Thomas was subsequently taken ill with influenza again and was hospitalised.
Thomas Cowan almost certainly suffered from the “Spanish Flu” of 1918-19. This was an influenza pandemic – it affected perhaps up to half of the world’s population, and killed about 50 million people, many more than the total number killed in the world war. In May Spain was the first European country to be severely affected by this outbreak - hence the name. But the main countries fighting the war were also suffering and were keeping it secret! The virus probably emerged first in the USA.
Thomas Cowan, having suffered from influenza in May, died during the second and more virulent phase of the pandemic in the autumn of 1918.

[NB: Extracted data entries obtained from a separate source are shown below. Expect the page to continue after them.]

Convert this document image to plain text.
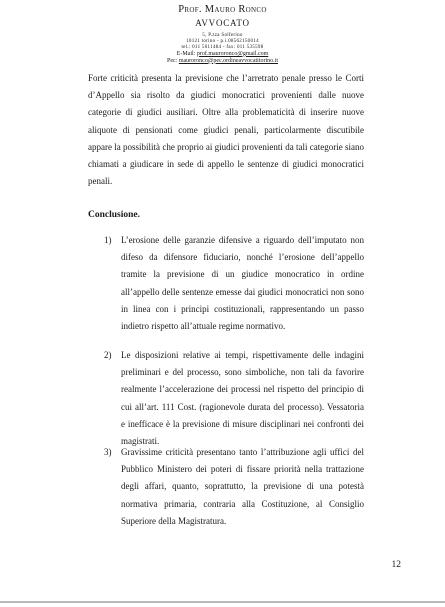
Prof. Mauro Ronco
AVVOCATO
5, P.zza Solferino
10121 torino - p.i.08562150014
tel.: 011 5611484 - fax: 011 535598
E-Mail: prof.mauroronco@gmail.com
Pec: mauroronco@pec.ordineavvocatitorino.it

Forte criticità presenta la previsione che l’arretrato penale presso le Corti d’Appello sia risolto da giudici monocratici provenienti dalle nuove categorie di giudici ausiliari. Oltre alla problematicità di inserire nuove aliquote di pensionati come giudici penali, particolarmente discutibile appare la possibilità che proprio ai giudici provenienti da tali categorie siano chiamati a giudicare in sede di appello le sentenze di giudici monocratici penali.

Conclusione.
1) L’erosione delle garanzie difensive a riguardo dell’imputato non difeso da difensore fiduciario, nonché l’erosione dell’appello tramite la previsione di un giudice monocratico in ordine all’appello delle sentenze emesse dai giudici monocratici non sono in linea con i principi costituzionali, rappresentando un passo indietro rispetto all’attuale regime normativo.
2) Le disposizioni relative ai tempi, rispettivamente delle indagini preliminari e del processo, sono simboliche, non tali da favorire realmente l’accelerazione dei processi nel rispetto del principio di cui all’art. 111 Cost. (ragionevole durata del processo). Vessatoria e inefficace è la previsione di misure disciplinari nei confronti dei magistrati.
3) Gravissime criticità presentano tanto l’attribuzione agli uffici del Pubblico Ministero dei poteri di fissare priorità nella trattazione degli affari, quanto, soprattutto, la previsione di una potestà normativa primaria, contraria alla Costituzione, al Consiglio Superiore della Magistratura.
12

It is not known how many British soldiers died from the “Spanish” flu, but half of the American Army’s deaths in 1918 were due to the disease. Conditions in the trenches helped the spread of the disease. But what made the flu so deadly was that it affected healthy young adults much more than any other group of people; about half who died were young adults aged between 20 and 35. Its symptoms were sudden and severe. Within hours of feeling unwell, the victim would experience extreme fatigue, fever, and headache, and, in fatal cases, the disease would progress rapidly to multi-organ failure and death. In the UK the outbreak caused 230,000 deaths.
The description of the 1918 influenza epidemic is similar to the COVID-19 outbreak first identified in in Wuhan, China, in December 2019. Coronavirus disease 2019 is a contagious disease caused by severe acute respiratory syndrome coronavirus 2. The disease has since spread worldwide, leading to an ongoing pandemic.